Perhaps consumers have been influenced by Hollywood star Gwyneth Paltrow and her book “It’s All Good,” which presents gluten as one of the bad things. Hers isn’t the most sophisticated book, what with its recipe for a hard-boiled egg (ingredients: “1 fresh organic egg”), but it did sell.
Or people may have run across a 2011 bestseller called “Wheat Belly,” which argued that not eating products made from wheat could reverse a number of health conditions, although Wheat Belly’s publisher sold it as a weight-loss book.
It probably doesn’t matter to enthusiasts if these kinds of claims can hold up under scientific scrutiny, and it’s almost cruel to argue with people who say they feel so much better now that they’ve stopped eating wheat products. There is certainly no upside for food companies to pick fights with popular authors or celebrities, either.
In fact there appears to be just one smart play once a fad like gluten-free emerges: Jump on it.
“You see a whole flood of gluten-free products, and I don’t think that’s because the companies themselves believe all the claims about it,” said George John, associate dean of the Carlson School of Management at the University of Minnesota. “It’s basically, ‘We can make this stuff. If you’d like to have it, here it is.
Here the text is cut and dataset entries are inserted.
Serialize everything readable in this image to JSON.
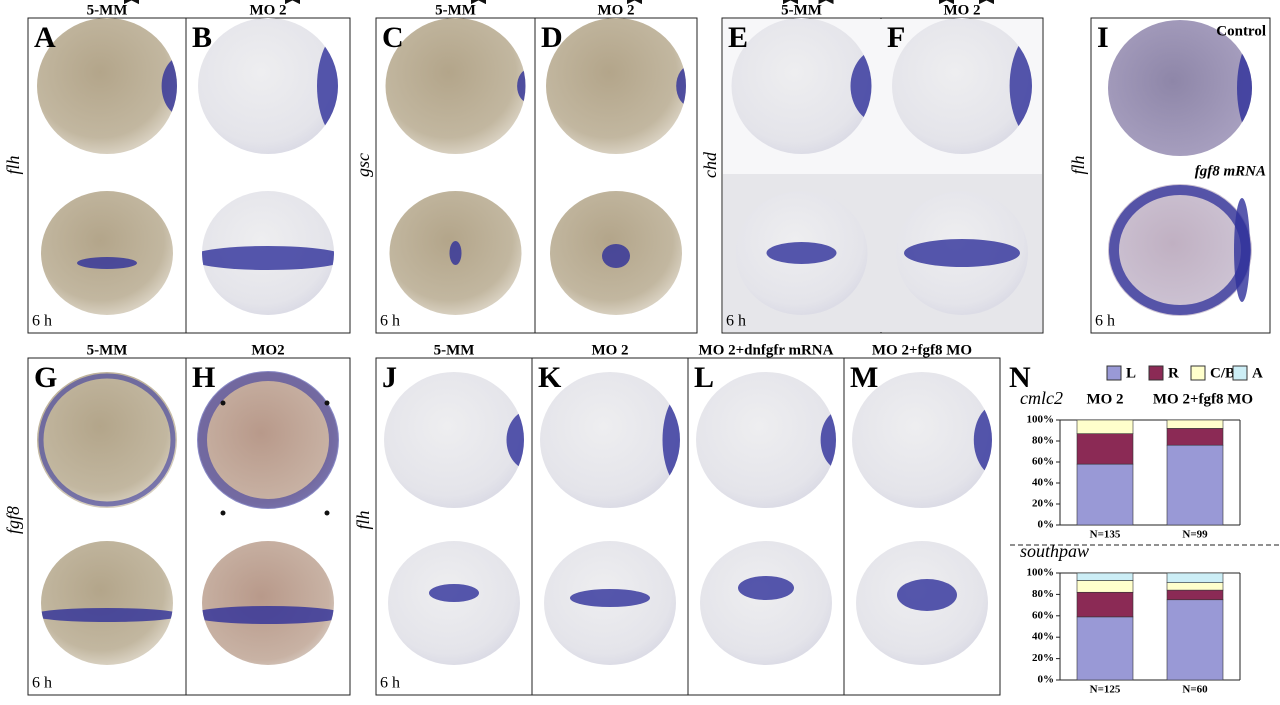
{
  "panels": [
    {
      "letter": "A",
      "header": "5-MM"
    },
    {
      "letter": "B",
      "header": "MO 2"
    },
    {
      "letter": "C",
      "header": "5-MM"
    },
    {
      "letter": "D",
      "header": "MO 2"
    },
    {
      "letter": "E",
      "header": "5-MM"
    },
    {
      "letter": "F",
      "header": "MO 2"
    },
    {
      "letter": "I"
    },
    {
      "letter": "G",
      "header": "5-MM"
    },
    {
      "letter": "H",
      "header": "MO2"
    },
    {
      "letter": "J",
      "header": "5-MM"
    },
    {
      "letter": "K",
      "header": "MO 2"
    },
    {
      "letter": "L",
      "header": "MO 2+dnfgfr mRNA"
    },
    {
      "letter": "M",
      "header": "MO 2+fgf8 MO"
    },
    {
      "letter": "N"
    }
  ],
  "side_labels": [
    "flh",
    "gsc",
    "chd",
    "flh",
    "fgf8",
    "flh"
  ],
  "time_labels": [
    "6 h",
    "6 h",
    "6 h",
    "6 h",
    "6 h",
    "6 h"
  ],
  "panel_i_labels": [
    "Control",
    "fgf8 mRNA"
  ],
  "chart_data": [
    {
      "type": "bar",
      "stacked": true,
      "title": "cmlc2",
      "column_labels": [
        "MO 2",
        "MO 2+fgf8 MO"
      ],
      "categories": [
        "N=135",
        "N=99"
      ],
      "series": [
        {
          "name": "L",
          "color": "#9999d6",
          "values": [
            58,
            76
          ]
        },
        {
          "name": "R",
          "color": "#8b2a55",
          "values": [
            29,
            16
          ]
        },
        {
          "name": "C/B",
          "color": "#ffffcc",
          "values": [
            13,
            8
          ]
        },
        {
          "name": "A",
          "color": "#cceef6",
          "values": [
            0,
            0
          ]
        }
      ],
      "ylim": [
        0,
        100
      ],
      "yticks": [
        {
          "value": 0,
          "label": "0%"
        },
        {
          "value": 20,
          "label": "20%"
        },
        {
          "value": 40,
          "label": "40%"
        },
        {
          "value": 60,
          "label": "60%"
        },
        {
          "value": 80,
          "label": "80%"
        },
        {
          "value": 100,
          "label": "100%"
        }
      ]
    },
    {
      "type": "bar",
      "stacked": true,
      "title": "southpaw",
      "categories": [
        "N=125",
        "N=60"
      ],
      "series": [
        {
          "name": "L",
          "color": "#9999d6",
          "values": [
            59,
            75
          ]
        },
        {
          "name": "R",
          "color": "#8b2a55",
          "values": [
            23,
            9
          ]
        },
        {
          "name": "C/B",
          "color": "#ffffcc",
          "values": [
            11,
            7
          ]
        },
        {
          "name": "A",
          "color": "#cceef6",
          "values": [
            7,
            9
          ]
        }
      ],
      "ylim": [
        0,
        100
      ],
      "yticks": [
        {
          "value": 0,
          "label": "0%"
        },
        {
          "value": 20,
          "label": "20%"
        },
        {
          "value": 40,
          "label": "40%"
        },
        {
          "value": 60,
          "label": "60%"
        },
        {
          "value": 80,
          "label": "80%"
        },
        {
          "value": 100,
          "label": "100%"
        }
      ]
    }
  ]
}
And oh, by the way, it will generally cost you more, which is good for us because we get a little more margin.’ ”
John said the only real growth in the packaged food industry comes from “niches that explode unexpectedly.” The hardest part is figuring out when that’s happening.
Spending heavily to launch a new product for what turns out to be a short-term fad can be expensive. Wait for a fad to become a definitive trend, however, risks being very late to the party.
General Mills famously flubbed its introduction of Greek yogurt and is still playing catch-up. The Golden Valley-based company has played the gluten-free trend far better.
When gluten-free started to heat up, General Mills already happened to own a brand called Chex, and the company had to do next to nothing in 2008 to make its Rice Chex gluten-free. It just swapped out barley malt syrup for molasses.
It added the text gluten-free on boxes and shipped them to stores. “When we did that we saw just a phenomenal response,” said Amber Holm, a marketing manager for Big G cereals.